Turkey Day
I WAS EIGHTEEN and home from college on Thanksgiving break. It was my mother’s birthday. John F. Kennedy had just been shot. And my father was being carried out on a stretcher.
“Don’t-let-her-see, keep-her-away,” I heard my two brothers shush as they lifted the stretcher. I froze, as if by remaining still, they would not see me see him: his arms strapped to his side, his elbows locked; his body bound in a straitjacket, then sunk in a stretcher like a furrow in a field; his eyes, the only part of his body not restrained. They couldn’t restrain his eyes: two black dots flickering in the light, darting wildly back and forth.
They carried him out the door and my mother followed, pausing in the doorframe. I watched her fling a kerchief over her head, tie a knot under her chin, then turn and ask me would-I-watch-the-turkey.
I nodded yes, I would watch the turkey, not TV.
A simple request, as if my mother were going on a quick run to the grocery store and would be right back, as if there would be a dinner, a feast, a celebration, as if the turkey would be eaten. But above her words, my mother’s eyes stared blankly. She couldn’t do a thing about it, none of it: Kennedy’s death right on TV for all the world to see or her husband’s breakdown for our eyes only.
I entered the doorframe and stood still as a still life, listening to the sound of the ambulance taking them away, no siren, the sound of tires rolling down the gravel driveway, fading into the distance.
I walked toward the muffled sound of TV in the living room, turned the sound off, and watched images of Kennedy’s body being carried into an ambulance played over and over as if no one could believe it.
The house fell silent except for an occasional hiss from the turkey roasting in the oven.
I sat on the gray kitchen linoleum, propped up against a cupboard next to the oven and waited.
I listened.
The turkey hissed and hissed.
When darkness fell suddenly like a curtain,
I tensed, lost in the dark,
frightened by the sizzling turkey sounding
closer and closer.
I must stay very still.
My breathing was too loud.
The doorbell rang, sending me into a state of ALARM
Who? Who? would come here now?
I hesitated, then decided I had better open the door. Perhaps it was important.
My friend Bob stood facing me. “What are you doing? I didn’t think anyone was home. Your house is all dark, no car in the drive. Where is everyone?”
“Something came up. They had to go out,” I said, keeping him in the doorframe.
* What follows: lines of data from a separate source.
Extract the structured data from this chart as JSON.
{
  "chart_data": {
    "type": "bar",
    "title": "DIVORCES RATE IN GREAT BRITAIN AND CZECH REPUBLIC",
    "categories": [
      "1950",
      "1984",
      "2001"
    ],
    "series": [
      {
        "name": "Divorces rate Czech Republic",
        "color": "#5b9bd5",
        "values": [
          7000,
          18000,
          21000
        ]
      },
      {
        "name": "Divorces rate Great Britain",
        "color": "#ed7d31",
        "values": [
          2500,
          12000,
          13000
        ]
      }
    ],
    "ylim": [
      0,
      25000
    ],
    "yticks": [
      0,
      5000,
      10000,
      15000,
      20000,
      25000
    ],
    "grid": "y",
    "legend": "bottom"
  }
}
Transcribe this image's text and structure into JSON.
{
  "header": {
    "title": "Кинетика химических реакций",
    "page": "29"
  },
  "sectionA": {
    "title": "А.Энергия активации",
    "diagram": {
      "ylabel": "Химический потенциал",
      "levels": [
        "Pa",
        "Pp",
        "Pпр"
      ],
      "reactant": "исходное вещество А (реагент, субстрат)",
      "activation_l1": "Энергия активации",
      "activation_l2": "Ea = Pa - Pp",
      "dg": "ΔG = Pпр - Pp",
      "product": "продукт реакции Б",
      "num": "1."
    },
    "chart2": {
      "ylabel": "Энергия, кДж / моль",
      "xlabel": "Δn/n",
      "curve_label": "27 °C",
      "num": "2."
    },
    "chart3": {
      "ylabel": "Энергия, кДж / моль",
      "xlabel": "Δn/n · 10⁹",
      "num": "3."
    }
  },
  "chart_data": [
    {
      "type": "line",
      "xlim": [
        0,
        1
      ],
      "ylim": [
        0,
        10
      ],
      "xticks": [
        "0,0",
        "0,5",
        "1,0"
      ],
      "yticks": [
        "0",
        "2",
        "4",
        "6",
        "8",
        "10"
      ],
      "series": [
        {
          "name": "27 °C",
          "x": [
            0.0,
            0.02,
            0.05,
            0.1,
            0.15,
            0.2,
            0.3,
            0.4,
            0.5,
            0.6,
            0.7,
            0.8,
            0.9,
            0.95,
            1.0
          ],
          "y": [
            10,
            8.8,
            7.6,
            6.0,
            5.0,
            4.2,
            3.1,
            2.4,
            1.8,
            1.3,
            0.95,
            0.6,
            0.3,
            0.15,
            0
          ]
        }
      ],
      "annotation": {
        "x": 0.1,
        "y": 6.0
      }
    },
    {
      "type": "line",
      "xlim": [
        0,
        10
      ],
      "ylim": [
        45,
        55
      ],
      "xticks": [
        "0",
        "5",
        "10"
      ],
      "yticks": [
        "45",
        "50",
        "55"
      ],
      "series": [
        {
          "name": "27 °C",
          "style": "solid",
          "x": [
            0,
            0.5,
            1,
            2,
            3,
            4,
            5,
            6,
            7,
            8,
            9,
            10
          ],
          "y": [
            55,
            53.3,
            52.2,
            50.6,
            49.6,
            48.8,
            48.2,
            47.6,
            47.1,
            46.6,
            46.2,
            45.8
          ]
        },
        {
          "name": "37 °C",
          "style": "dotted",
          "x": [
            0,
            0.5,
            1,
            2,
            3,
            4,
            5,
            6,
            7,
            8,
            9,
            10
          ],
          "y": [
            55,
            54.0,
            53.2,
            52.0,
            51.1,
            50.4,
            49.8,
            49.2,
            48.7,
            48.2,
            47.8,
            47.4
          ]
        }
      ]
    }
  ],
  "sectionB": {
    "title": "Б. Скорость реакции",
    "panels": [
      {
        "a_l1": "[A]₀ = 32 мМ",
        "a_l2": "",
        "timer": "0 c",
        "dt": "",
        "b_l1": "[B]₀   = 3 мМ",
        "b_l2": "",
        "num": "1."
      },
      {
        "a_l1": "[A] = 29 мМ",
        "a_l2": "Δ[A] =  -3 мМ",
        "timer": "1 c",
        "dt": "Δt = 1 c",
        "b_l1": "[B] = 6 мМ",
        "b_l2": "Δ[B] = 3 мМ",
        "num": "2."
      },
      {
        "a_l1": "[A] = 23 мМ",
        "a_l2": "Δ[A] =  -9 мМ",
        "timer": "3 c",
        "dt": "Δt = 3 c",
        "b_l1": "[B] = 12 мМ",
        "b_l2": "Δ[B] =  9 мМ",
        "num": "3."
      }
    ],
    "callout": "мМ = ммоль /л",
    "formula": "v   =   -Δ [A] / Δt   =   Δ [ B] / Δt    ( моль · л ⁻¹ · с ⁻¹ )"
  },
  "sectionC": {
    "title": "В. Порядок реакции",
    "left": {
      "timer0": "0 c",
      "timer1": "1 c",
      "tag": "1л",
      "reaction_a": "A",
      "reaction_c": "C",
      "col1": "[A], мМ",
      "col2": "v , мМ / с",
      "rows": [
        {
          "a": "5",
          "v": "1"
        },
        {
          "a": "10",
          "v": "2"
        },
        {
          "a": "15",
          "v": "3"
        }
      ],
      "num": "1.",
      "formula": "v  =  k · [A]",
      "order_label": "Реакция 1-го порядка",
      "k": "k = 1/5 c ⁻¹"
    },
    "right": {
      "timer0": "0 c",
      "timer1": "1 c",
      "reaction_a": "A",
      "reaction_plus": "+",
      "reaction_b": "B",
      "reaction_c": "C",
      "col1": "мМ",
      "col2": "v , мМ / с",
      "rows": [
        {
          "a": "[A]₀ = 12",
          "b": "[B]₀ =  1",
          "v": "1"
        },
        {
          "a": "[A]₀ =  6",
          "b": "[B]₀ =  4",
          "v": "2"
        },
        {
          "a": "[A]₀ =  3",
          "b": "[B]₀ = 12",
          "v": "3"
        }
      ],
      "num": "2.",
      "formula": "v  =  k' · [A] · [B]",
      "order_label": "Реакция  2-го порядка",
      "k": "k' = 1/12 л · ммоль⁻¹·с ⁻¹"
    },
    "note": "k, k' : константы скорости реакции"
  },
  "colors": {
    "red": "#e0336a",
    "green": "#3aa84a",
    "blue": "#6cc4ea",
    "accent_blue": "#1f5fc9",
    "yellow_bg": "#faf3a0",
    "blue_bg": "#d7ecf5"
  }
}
“I just wanted to tell you that Tommy was coming for Christmas break.”
I looked at him blankly. The turkey hissed.
“Tommy, the guy from Maine you spent all summer with.” Instead of me, he didn’t say.
“Oh, that’s nice.”
“Nice?”
I nodded blankly. “I’ve-gotta-go-watch-the-turkey,” I blurted, easing the door toward him.
“Can I call you later?”
“Sure,” I replied, shutting the door, leaving him in the dark.
I heard the porch door shut, then turned and walked across the small kitchen past the gateleg table and sat back down on the gray linoleum floor in front of the oven. I hugged my knees and listened to the turkey hissing, hissing in the dark, hot oven, fat dripping like sweat from its headless body. Memory of my mother sewing a flap of skin over its neck cavity to keep the stuffing in. This dead turkey this day, my only companion.
My mother had asked me to watch the turkey, but I couldn’t see the turkey. I sat in the dark alone, so alone. There was no window for viewing. I opened the oven door and sat cross-legged watching the turkey. Then I turned off the oven. After a while, the turkey stopped hissing.
I remembered the turkey I had colored in second grade, each feather a different color, all its feathers spread like a peacock. A happy turkey. Not a turkey beheaded for the oven. And then I grew sad, so sad: my father, my mother, JFK, and the turkey, Turkey Day.